Jim wasn’t there today, but Bruce was. Bruce helps out on weekends. He was throwing vinyl into boxes bound for California. I explained that Jim had said it was OK to stop in, so Bruce pointed me to three small stacks of LPs. Nope. Nothing there.
If you live near Cotati, California, near Sonoma State University, go visit Jim when he reopens Amazing Records later this summer. He’ll have a bunch of nice records.
Two of the records that kept tempting me during Amazing Records’ last days were albums with tunes from the charts in June 1970.
I thought about getting “Are You Ready,” the Pacific Gas & Electric LP with the hit single of the same name. It was the real thing from 1970.
I thought about getting “Just A Stone’s Throw Away,” the 1977 debut album by singer Valerie Carter. I bought it in 1977 only because it had a nice cover of “O-o-h Child,” the great single by the Five Stairsteps.
But I got neither.
As for PG&E, I just wasn’t in the mood for old West Coast blues-rock jams. I should have bought it for the album art alone.
As for Valerie Carter, I’d be buying it for the same reason I bought it in 1977 — for one song. That I rarely otherwise listened to the rest of it is why it went out in the Great Album Purge of 1989.
But I still dig those tunes from the summer of 1970.
“Are You Ready,” Pacific Gas & Electric, from “Are You Ready,” 1970. It’s out of print, but is available on this double CD with the group’s first Columbia album from 1969. This is the longer album version.
PG&E was that rare group, at least for the time, with black and white musicians. I always thought they were from San Francisco. Nope. They came together in Los Angeles in 1967 and lasted until 1972.
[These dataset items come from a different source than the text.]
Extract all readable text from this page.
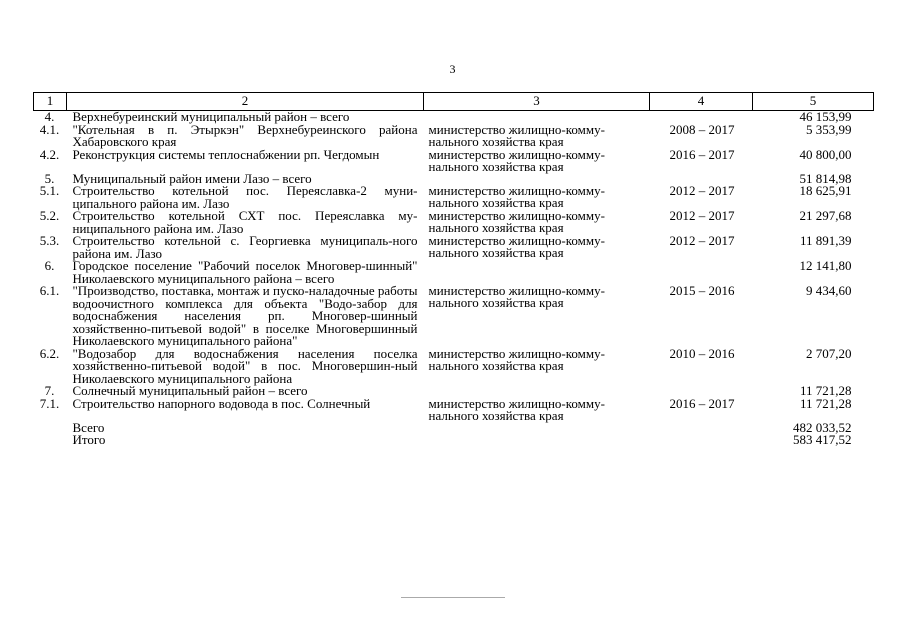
3
1	2	3	4	5
4.	Верхнебуреинский муниципальный район – всего			46 153,99
4.1.	"Котельная в п. Этыркэн" Верхнебуреинского района Хабаровского края	министерство жилищно-комму-нального хозяйства края	2008 – 2017	5 353,99
4.2.	Реконструкция системы теплоснабжении рп. Чегдомын	министерство жилищно-комму-нального хозяйства края	2016 – 2017	40 800,00
5.	Муниципальный район имени Лазо – всего			51 814,98
5.1.	Строительство котельной пос. Переяславка-2 муни-ципального района им. Лазо	министерство жилищно-комму-нального хозяйства края	2012 – 2017	18 625,91
5.2.	Строительство котельной СХТ пос. Переяславка му-ниципального района им. Лазо	министерство жилищно-комму-нального хозяйства края	2012 – 2017	21 297,68
5.3.	Строительство котельной с. Георгиевка муниципаль-ного района им. Лазо	министерство жилищно-комму-нального хозяйства края	2012 – 2017	11 891,39
6.	Городское поселение "Рабочий поселок Многовер-шинный" Николаевского муниципального района – всего			12 141,80
6.1.	"Производство, поставка, монтаж и пуско-наладочные работы водоочистного комплекса для объекта "Водо-забор для водоснабжения населения рп. Многовер-шинный хозяйственно-питьевой водой" в поселке Многовершинный Николаевского муниципального района"	министерство жилищно-комму-нального хозяйства края	2015 – 2016	9 434,60
6.2.	"Водозабор для водоснабжения населения поселка хозяйственно-питьевой водой" в пос. Многовершин-ный Николаевского муниципального района	министерство жилищно-комму-нального хозяйства края	2010 – 2016	2 707,20
7.	Солнечный муниципальный район – всего			11 721,28
7.1.	Строительство напорного водовода в пос. Солнечный	министерство жилищно-комму-нального хозяйства края	2016 – 2017	11 721,28
	Всего			482 033,52
	Итого			583 417,52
“O-o-h Child,” the Five Stairsteps, 1970, from “The Stairsteps,” 1970. It’s out of print. I have it on “The Best of Buddah,” a 1976 LP. It’s also available on “First Family of Soul: The Best of the Five Stairsteps,” a best-of CD.
The Five Stairsteps was made up of five kids — four boys and a girl — from the Burke family of Chicago. They recorded first on Curtis Mayfield’s Windy City and Curtom labels before moving to Buddah. They later became the Stairsteps and broke up in the late ’70s.